"We realised women just have a harder time in business, and especially in tech, because there's a magnifying glass on them."
And the difference in treatment they received was drastic and instantaneous, with emailed queries that would normally go unanswered for days attracting a swift - and polite - response.
"It was like night and day," Dwyer told Smart Company, detailing how the (mostly male) developers and graphic designers they'd enlisted to help build the app were initially rude, evasive and condescending when asked for an update on the progress of their work.
"It would take me days to get a response, but Keith could not only get a response and a status update, but also be asked if he wanted anything else or if there was anything else that Keith needed help with."

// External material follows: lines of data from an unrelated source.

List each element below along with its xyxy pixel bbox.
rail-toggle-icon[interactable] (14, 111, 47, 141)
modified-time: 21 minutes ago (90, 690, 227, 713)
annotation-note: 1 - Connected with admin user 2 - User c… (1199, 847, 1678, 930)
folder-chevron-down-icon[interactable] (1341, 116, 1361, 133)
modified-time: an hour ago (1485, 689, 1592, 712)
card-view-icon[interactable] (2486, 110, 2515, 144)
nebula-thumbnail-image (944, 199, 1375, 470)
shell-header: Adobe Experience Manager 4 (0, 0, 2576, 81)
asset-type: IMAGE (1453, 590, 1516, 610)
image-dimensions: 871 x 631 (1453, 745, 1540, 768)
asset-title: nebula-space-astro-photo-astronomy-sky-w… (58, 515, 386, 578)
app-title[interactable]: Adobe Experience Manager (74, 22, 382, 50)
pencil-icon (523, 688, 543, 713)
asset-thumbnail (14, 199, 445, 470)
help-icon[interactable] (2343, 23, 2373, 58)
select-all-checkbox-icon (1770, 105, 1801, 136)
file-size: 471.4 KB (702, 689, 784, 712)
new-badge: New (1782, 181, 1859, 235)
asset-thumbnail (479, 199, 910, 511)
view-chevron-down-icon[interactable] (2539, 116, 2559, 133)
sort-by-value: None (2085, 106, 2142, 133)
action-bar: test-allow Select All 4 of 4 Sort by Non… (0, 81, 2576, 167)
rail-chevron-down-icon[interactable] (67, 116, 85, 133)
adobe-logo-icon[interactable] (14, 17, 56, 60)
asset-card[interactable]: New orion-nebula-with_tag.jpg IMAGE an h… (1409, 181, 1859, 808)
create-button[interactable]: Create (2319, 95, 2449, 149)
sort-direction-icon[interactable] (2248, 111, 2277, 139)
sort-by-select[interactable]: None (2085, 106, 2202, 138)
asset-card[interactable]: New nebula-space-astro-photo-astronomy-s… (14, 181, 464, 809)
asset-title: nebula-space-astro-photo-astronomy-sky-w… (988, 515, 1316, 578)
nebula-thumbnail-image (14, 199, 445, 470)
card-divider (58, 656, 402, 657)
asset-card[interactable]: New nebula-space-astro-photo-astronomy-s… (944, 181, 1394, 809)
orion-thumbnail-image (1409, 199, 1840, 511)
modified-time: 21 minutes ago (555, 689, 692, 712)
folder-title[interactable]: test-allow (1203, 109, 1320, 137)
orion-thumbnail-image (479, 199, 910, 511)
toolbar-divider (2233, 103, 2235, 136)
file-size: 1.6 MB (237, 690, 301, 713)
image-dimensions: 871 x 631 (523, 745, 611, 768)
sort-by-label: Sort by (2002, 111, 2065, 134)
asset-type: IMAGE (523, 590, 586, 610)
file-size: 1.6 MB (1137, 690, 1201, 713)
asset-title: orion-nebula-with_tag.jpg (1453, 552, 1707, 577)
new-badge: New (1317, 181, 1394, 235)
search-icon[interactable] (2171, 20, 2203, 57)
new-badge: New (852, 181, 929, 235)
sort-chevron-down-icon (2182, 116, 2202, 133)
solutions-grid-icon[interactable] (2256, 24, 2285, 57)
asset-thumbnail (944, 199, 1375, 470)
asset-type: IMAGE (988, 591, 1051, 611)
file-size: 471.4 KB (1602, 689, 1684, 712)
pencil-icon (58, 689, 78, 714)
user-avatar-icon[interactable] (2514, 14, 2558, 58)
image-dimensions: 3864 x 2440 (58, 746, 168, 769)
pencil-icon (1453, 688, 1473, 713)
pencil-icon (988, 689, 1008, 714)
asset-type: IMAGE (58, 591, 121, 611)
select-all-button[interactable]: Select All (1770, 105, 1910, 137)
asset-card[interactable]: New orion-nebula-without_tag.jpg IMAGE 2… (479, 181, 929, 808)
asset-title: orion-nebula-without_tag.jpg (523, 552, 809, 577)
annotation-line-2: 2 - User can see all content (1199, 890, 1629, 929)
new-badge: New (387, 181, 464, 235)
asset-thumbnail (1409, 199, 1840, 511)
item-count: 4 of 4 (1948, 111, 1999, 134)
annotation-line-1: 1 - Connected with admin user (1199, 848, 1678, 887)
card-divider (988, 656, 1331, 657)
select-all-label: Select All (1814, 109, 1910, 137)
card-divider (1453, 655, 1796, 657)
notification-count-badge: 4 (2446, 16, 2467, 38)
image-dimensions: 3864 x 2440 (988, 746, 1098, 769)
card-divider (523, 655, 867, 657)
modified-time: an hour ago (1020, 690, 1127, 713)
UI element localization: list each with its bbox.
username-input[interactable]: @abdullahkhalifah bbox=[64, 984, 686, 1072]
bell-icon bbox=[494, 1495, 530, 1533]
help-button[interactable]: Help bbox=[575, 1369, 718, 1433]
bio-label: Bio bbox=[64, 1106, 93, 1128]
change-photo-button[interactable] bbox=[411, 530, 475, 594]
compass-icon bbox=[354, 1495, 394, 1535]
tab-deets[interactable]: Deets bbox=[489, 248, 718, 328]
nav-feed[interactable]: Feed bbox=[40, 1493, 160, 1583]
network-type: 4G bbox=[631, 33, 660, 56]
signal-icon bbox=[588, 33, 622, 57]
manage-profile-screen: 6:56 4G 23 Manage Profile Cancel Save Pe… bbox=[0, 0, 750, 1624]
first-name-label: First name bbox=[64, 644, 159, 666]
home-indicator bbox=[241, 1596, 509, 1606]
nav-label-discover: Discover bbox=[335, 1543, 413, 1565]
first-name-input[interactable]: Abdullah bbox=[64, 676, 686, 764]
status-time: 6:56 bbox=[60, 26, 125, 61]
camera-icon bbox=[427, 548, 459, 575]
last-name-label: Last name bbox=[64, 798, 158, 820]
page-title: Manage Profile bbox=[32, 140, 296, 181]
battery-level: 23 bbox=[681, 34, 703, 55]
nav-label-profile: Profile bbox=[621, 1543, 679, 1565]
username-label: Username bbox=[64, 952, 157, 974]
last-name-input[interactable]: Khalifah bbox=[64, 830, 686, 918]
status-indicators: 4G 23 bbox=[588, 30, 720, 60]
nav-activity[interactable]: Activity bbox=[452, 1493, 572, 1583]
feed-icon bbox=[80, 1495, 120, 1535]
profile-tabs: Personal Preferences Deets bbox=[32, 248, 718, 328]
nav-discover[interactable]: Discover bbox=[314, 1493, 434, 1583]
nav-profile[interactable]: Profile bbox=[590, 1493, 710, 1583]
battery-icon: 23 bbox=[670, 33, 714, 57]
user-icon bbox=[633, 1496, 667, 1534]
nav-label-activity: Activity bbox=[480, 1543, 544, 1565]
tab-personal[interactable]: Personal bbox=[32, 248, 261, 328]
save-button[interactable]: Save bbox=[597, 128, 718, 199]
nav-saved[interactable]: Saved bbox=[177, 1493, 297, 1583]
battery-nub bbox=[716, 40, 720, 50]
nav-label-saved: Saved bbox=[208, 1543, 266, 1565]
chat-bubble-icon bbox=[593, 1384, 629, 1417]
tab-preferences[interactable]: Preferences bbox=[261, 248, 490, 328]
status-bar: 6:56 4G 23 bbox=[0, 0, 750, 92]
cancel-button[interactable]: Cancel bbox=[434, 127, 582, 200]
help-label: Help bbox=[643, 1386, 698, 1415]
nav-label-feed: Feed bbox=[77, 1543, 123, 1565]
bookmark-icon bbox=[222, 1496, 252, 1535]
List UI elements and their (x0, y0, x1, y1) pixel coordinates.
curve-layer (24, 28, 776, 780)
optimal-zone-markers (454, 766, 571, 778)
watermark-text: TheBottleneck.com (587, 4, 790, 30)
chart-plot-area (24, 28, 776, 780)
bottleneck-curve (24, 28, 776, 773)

When Keith was at the keyboard, "suddenly everyone was dropping everything to make sure that they were responding and keeping him happy ... It was very odd."
In one case, she said, a developer started an email with "Okay, girls ..." while another had tried to sabotage the project by deleting content after Gazin refused to go on a date with him.
Contractors always referring to Keith by name, while many did not bother to use the women's names in email correspondence.
The pair even gave Keith a tech-bro personality, describing him in a blurb as a "dude's dude" who had played football in college, was devoted to his wife and he couldn't wait to be a dad. "He doesn't really understand Kate and I," Gazin wrote. "But he's been happy to help us with our project before we find husbands."
They even created a fake Twitter profile for Keith, describing him as Witchsy's Business Director.
It is not the first time that an online gender switch has highlighted a startling change of email etiquette.
Back in March, resume writer Martin Schneider accidentally used his colleague Nicole Hallberg's signature block, and the pair decided to swap for a couple of weeks to see what would happen.
Scheider said in a podcast about the experiment the client suddenly became "rude, dismissive, ignoring my questions, telling me his methods were the industry standards (they weren't) and I couldn't understand the terms he used (I could)".
Hallberg described her side of the equation as being "like getting a vacation".
"Everyone thought I was a lot smarter, instantly," she said.
"It's like I just woke up and was better at my job - I didn't have to prove anything, I didn't have to argue with clients, I didn't have to deal with the mansplaining and little digs and the little subtle sexist comments. No one was calling me 'sweetie' any more, that was great."